Qual é a melhor hora para renovar sua frota de colhedoras?

Existem várias formas de se fazer o planejamento para renovação de colhedoras, mas o mais utilizado é considerando os princípios da engenharia econômica e aplicando-os para esse planejamento.

*Natália Cherubin

A idade média das colhedoras de cana-de-açúcar hoje chega a 3,9 anos, número que vem crescendo nos últimos cinco anos em função de uma demanda reprimida existente no mercado, face a alguns fatores como queda da produtividade agrícola e consequente queda da produção. Ou seja, empresas que pararam ou maximizaram suas atividades impactaram na redução do número de colhedoras circulantes em suas frotas.

Segundo dados coletados das próprias fabricantes, o mercado brasileiro de venda de colhedoras de cana chegou ao seu ápice em 2010, quando o setor comprou 1402 máquinas, número que chegou próximo em 2013, quando foram vendidas 1350 colhedoras.

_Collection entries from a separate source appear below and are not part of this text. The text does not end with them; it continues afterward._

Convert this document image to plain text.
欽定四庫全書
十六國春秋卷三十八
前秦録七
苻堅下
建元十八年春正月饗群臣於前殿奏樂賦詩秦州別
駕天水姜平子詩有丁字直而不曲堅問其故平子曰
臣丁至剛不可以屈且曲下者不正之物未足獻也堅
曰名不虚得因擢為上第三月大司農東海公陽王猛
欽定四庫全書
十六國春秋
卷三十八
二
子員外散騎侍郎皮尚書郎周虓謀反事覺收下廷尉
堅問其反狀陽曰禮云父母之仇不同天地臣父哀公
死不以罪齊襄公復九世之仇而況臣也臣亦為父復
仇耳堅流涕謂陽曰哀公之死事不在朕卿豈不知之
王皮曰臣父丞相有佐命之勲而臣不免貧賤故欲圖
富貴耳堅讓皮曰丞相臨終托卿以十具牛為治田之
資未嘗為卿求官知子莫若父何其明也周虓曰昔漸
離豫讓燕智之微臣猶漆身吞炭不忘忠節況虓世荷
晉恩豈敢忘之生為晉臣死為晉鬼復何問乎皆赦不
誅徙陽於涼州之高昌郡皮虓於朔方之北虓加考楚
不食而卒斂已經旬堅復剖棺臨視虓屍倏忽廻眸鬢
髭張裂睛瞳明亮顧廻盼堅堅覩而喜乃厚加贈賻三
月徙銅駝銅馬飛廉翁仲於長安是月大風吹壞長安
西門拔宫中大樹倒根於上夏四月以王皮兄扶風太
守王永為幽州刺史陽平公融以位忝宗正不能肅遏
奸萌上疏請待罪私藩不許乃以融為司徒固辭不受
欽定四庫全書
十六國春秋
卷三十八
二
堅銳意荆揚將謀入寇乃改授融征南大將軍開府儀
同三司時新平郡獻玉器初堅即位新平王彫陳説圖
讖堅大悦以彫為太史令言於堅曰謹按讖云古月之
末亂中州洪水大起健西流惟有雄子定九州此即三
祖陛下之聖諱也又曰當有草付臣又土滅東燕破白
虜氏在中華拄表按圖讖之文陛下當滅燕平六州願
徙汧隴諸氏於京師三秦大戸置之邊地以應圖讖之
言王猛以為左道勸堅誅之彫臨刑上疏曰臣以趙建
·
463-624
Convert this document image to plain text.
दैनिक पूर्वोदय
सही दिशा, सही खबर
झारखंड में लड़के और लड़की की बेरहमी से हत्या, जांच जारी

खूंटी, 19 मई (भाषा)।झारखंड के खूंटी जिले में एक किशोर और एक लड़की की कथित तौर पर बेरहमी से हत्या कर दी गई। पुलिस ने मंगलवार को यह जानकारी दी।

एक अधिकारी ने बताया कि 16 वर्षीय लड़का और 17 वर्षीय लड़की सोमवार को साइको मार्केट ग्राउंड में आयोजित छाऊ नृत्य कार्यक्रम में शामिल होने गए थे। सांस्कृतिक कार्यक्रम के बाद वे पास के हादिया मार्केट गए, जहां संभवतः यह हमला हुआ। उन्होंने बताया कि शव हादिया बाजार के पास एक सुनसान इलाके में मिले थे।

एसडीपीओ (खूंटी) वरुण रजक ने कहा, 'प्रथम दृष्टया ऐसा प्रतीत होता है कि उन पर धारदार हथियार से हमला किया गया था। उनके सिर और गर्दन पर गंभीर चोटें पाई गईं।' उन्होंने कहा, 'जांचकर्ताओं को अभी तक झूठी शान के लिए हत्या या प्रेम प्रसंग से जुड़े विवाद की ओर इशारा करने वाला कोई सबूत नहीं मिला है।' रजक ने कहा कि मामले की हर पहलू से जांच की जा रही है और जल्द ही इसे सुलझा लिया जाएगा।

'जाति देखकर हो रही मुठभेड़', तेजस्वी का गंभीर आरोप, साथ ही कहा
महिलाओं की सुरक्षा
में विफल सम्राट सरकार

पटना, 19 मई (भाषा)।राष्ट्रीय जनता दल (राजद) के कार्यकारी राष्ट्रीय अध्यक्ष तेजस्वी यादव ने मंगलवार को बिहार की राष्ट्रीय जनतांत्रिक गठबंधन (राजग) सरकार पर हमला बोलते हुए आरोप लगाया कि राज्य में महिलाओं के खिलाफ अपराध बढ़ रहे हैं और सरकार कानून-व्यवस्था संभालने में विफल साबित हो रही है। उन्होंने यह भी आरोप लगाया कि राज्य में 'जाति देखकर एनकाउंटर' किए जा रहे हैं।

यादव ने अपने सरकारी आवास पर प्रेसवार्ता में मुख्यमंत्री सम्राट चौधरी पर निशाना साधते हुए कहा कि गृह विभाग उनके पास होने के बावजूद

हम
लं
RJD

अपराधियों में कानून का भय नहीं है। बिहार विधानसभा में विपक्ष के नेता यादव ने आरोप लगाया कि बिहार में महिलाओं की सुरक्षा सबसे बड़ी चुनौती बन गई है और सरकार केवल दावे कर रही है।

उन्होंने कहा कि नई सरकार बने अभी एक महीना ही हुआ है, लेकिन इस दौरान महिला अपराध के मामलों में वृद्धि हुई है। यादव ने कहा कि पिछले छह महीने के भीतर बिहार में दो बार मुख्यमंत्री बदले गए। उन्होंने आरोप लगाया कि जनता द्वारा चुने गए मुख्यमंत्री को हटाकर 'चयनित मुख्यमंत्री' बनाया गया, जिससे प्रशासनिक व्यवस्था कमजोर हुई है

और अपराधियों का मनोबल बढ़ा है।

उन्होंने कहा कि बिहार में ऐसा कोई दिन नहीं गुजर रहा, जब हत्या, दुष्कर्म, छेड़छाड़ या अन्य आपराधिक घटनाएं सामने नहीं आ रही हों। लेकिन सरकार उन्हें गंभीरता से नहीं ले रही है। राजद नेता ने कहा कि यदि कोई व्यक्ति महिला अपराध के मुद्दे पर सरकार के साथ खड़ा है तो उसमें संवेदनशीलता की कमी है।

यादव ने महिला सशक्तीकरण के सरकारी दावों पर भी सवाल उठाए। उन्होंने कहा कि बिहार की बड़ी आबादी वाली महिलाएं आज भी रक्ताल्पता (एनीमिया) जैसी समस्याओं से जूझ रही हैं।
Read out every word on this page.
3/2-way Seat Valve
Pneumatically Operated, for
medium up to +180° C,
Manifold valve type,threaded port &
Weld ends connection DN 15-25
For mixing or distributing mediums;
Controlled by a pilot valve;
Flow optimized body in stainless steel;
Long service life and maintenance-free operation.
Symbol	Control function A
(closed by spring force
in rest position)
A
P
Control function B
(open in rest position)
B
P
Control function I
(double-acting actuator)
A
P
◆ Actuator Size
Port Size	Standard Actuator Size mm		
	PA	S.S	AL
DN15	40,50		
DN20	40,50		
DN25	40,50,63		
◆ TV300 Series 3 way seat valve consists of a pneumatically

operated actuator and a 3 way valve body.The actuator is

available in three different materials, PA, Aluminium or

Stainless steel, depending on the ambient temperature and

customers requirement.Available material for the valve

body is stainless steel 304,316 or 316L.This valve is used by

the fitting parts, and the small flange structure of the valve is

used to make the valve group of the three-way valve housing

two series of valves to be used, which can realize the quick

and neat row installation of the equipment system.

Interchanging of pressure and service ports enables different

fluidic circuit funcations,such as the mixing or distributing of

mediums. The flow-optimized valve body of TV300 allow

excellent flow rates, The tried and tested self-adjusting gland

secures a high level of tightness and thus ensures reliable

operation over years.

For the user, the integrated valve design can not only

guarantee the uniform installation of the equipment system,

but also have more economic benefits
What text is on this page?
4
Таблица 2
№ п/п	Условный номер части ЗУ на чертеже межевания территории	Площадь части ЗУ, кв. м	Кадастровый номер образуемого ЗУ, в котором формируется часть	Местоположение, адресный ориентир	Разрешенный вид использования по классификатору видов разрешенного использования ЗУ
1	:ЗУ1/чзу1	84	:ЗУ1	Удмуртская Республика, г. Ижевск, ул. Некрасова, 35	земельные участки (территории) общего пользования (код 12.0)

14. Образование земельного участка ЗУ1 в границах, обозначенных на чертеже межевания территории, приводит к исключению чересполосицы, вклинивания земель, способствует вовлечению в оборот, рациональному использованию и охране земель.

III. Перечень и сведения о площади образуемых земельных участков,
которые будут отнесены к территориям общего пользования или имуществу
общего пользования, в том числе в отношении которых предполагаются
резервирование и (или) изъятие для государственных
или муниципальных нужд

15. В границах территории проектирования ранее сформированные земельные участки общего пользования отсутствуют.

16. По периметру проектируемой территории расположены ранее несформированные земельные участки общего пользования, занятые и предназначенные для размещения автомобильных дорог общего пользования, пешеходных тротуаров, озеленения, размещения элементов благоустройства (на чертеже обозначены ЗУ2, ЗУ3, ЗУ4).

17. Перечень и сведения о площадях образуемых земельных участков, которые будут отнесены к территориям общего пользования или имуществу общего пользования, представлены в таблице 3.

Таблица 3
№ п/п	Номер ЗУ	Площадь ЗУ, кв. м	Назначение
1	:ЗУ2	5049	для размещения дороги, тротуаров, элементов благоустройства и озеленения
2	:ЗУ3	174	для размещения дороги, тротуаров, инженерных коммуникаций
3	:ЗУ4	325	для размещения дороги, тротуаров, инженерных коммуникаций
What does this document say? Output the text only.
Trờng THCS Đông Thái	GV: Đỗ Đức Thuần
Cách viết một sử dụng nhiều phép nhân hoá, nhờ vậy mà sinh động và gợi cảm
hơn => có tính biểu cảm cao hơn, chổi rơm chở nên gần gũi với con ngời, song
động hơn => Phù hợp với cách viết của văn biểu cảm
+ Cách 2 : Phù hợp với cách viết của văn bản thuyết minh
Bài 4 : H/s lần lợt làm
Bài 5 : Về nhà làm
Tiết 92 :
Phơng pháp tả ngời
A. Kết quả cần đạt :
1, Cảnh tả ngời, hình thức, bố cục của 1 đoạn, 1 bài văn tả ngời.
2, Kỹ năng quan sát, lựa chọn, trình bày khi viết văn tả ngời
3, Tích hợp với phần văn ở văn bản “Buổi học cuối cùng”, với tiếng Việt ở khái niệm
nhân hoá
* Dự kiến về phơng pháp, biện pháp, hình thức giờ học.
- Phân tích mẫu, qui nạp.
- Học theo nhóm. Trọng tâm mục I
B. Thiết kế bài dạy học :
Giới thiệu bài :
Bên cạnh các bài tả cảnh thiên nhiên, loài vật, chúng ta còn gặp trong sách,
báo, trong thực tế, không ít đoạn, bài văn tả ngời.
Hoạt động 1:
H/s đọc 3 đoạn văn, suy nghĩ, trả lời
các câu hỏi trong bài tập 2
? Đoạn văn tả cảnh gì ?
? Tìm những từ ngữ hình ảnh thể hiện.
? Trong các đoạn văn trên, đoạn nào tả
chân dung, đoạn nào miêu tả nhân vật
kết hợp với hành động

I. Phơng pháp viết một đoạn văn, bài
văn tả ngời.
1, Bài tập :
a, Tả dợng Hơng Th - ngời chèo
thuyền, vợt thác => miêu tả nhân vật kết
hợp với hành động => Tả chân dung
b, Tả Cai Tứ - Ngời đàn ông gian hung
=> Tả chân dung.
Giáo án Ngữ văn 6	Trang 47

A partir deste ano até 2018, as vendas só caíram, com exceção de 2016, quando foram vendidas 910 colhedoras, o melhor ano até agora, 2019.

Segundo Dário Sodré, consultor da D2G, o mercado atual de colhedoras deve manter-se neste e no próximo ano com um viés de alta no total produzido e comercializado pela indústria no mercado doméstico brasileiro (Veja no gráfico 1).  “O TIV – Total Industry Value – não deve passar de 650 no ano de 2019 e de 730 máquinas no próximo exercício.

Disponibilizado por D2G Consultoria

Planejamento para a renovação de frota

Como as colhedoras de cana são máquinas de valor agregado alto – estima-se que o preço médio gire em torno de R$ 1 a 1,5 milhão –  fazer o planejamento para decisão ou não da renovação dessa frota é essencial.

Existem várias formas de se fazer o planejamento para renovação de uma colhedora, mas o mais utilizado é considerando os princípios da engenharia econômica e aplicando-os para esse planejamento.

Sodré explica que as colhedoras de cana têm um comportamento muito similar, tendo algumas variáveis intervenientes que dependem de vários fatores associados de cada empresa, entre eles a qualidade da manutenção de cada empresa.

“Uma colhedora de cana com uma vida útil ao redor de 5,5 anos de idade consome ao redor de 130% do seu valor de aquisição, descontando-se os impostos de ICMS quando aplicado. Esse valor tem um ângulo de inclinação ao longo de cada ano de operação. Em média, salvo condições customizadas, elas são renovadas com 5 a 6 anos de utilização associada a 18 mil horas trabalhadas em média e com uma produção acumulada de 650 a 900 mil t de cana colhidas”, explica Sodré.

Sendo assim, normalmente, o momento ideal é quando a máquina atinge ao redor dos seis anos de vida útil. Nesse ponto, de acordo com o consultor, temos o melhor momento para renovação tanto sob o ponto de vista técnico, quanto financeiro e econômico (Veja próximo gráfico abaixo).

Entretanto, isso é considerando as premissas do gráfico abaixo, visto que se considerar uma colhedora que trabalha menos que 2.500 horas por ano e produz menos de 100 mil toneladas de cana colhida, a vida útil em anos aumenta, mas o custo médio de CRM eleva-se significativamente.

“É possível observar que temos uma perda de produção por menor horas trabalhadas das máquinas, que é inversamente proporcional a elevação do CRM. Valores residuais não devem ser considerados, visto que eles chegam normalmente a 10% do valor de compra”, explica Sodré.

Fatores macro interferem no CRM

 Só para se ter uma ideia, 75% dos desgastes das peças e componentes das colhedoras de cana são substituídos por desgastes provocados por abrasão. Segundo assim, de acordo com Sodré, por melhor que seja a qualidade de manutenção aplicada nestas máquinas, existem os fatores macro como tipo de solo, velocidade de operação, entre outros que irão intervir no CRM das colhedoras de cana.

“Acredito muito que aquela reforma anual, geralmente realizada no final da safra, tem que ser abolida dos planos de manutenção das empresas. Deve-se fazer uma manutenção linear e diferida ao longo do ano. Com isso, consegue-se ter uma melhor regularidade e uniformização da disponibilidade operacional dos equipamentos”, conclui o consultor.